De cette dernière disposition résulte, comme pour notre corset-toilette, une meilleure respiration abdomino-thoracique, parce que notre corset, extensible au niveau des côtes, des articulations costo-sterno-chondrales, extensible encore au niveau pelvi-hypogastrique, se prête à l’ampliation pneumo-costale et s’adjoint même à l’action des muscles inspirateurs et expirateurs.

Fig. B
Corset anatomo-plastique de maintien, muni de ses épaulières mobiles. Face postérieure. Corset type de F. Lacroix.
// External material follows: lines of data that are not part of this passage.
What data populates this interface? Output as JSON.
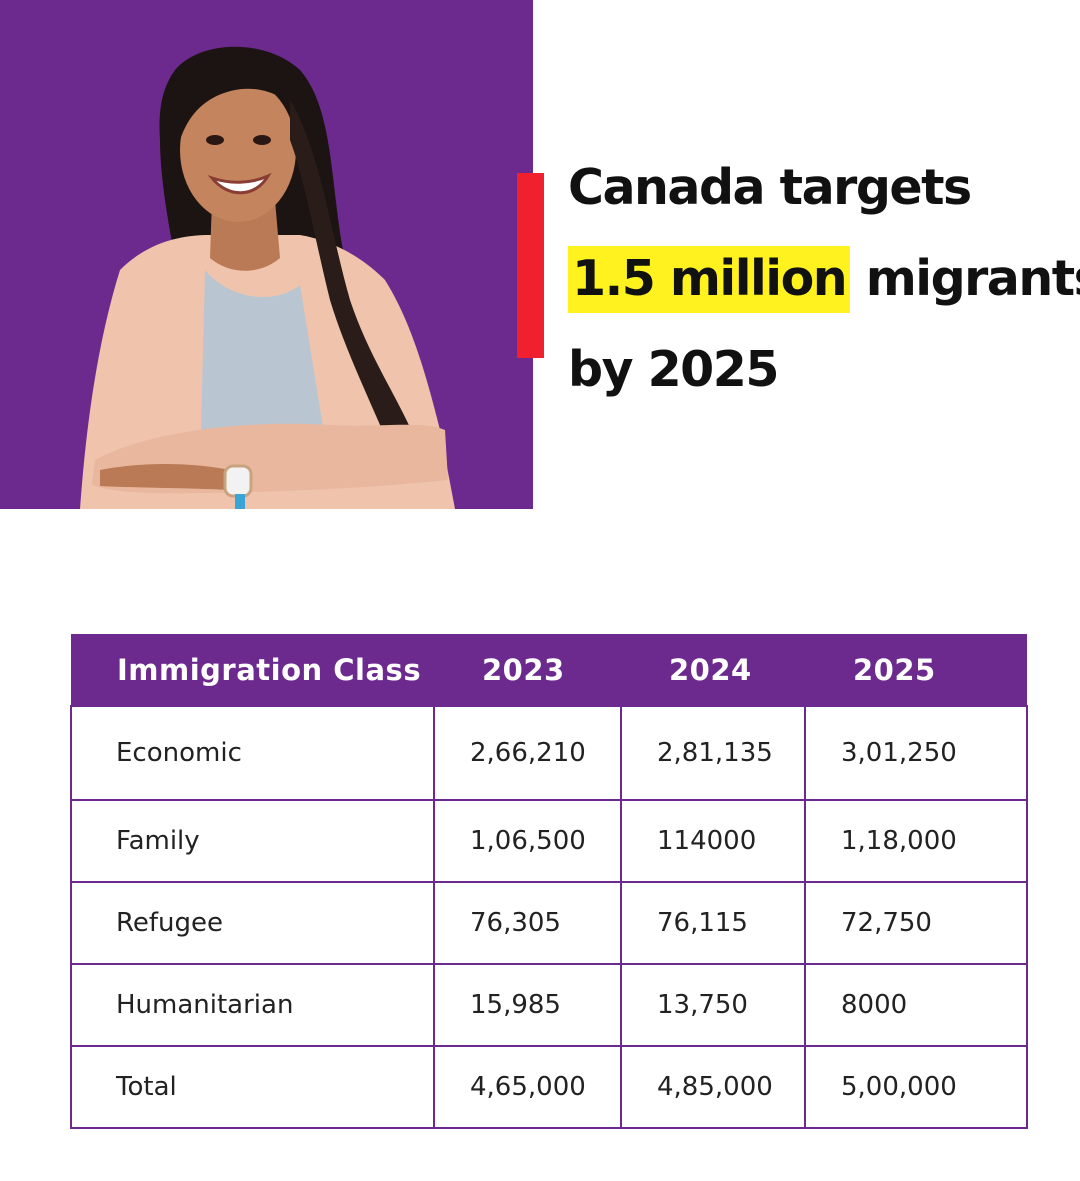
{
  "headline": {
    "line1": "Canada targets",
    "highlight": "1.5 million",
    "line2_rest": " migrants",
    "line3": "by 2025"
  },
  "colors": {
    "brand_purple": "#6c2a8f",
    "accent_red": "#f0202e",
    "highlight_yellow": "#fff21f"
  },
  "table": {
    "headers": [
      "Immigration Class",
      "2023",
      "2024",
      "2025"
    ],
    "rows": [
      [
        "Economic",
        "2,66,210",
        "2,81,135",
        "3,01,250"
      ],
      [
        "Family",
        "1,06,500",
        "114000",
        "1,18,000"
      ],
      [
        "Refugee",
        "76,305",
        "76,115",
        "72,750"
      ],
      [
        "Humanitarian",
        "15,985",
        "13,750",
        "8000"
      ],
      [
        "Total",
        "4,65,000",
        "4,85,000",
        "5,00,000"
      ]
    ]
  }
}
Construit, ajusté précisément pour chaque jeune fille, essayé, comparé, autant qu’il est nécessaire, il est muni de toutes les dispositions correctives indiquées. Ce corset enfin peut être complété, le cas échéant, d’une ou deux bandes scapulo-claviculaires (épaulières spéciales de F. Lacroix) à serrage progressif et à attaches latérales mobiles. Il est également applicable avec l’appareil crucial que certains chirurgiens nous font construire en cas de cyphose prononcée. Or, ces organes supplémentaires, souvent indispensables, sont destinés à ouvrir la ligne claviculaire, à élargir la poitrine, à faire saillir le thorax et à rectifier en l’ouvrant la courbe rachidienne dorsale supérieure. Appliqués à temps, ces procédés réussissent invariablement. Ils sont indispensables encore lorsque la menace d’une légère déviation latéro-vertébrale vient s’ajouter à un début de déformation antéro-postérieure.

En terminant, nous répétons que ce corset type, plus ou moins heureusement copié de toutes parts, est employé par un très grand nombre de praticiens spécialistes, qui le recommandent comme le tuteur indispensable d’un développement normal et comme le plus sérieux préservatif des déformations vertébro-thoraciques pendant la période de croissance, de développement.

C’est d’ailleurs de ce type que dérive notre corset anatomo-plastique, si léger et si élégant.

C’est dire qu’il assure à la fois le libre fonctionnement de tous les organes de la respiration, de la nutrition, et l’accroissement régulier, symétrique de tout le système vertébro-thoracique dont il maintient et complète physiologiquement l’équilibre normal.


  1. Nous avons eu l’occasion répétée de constater quelques-unes de ces tares sur le thorax même de jeunes femmes qui servent de modèle aux Beaux-Arts.
  2. En France, ce corset est très estimé. Peut-être même aurait-on tendance à trop attendre de son action, en l’appliquant à des cas graves. En Allemagne, Hoffa et Hessing, qui le fabriquent eux-mêmes, assez médiocrement d’ailleurs, lui assignent un rôle qu’il ne peut tenir en l’appliquant à des déformations trop considérables.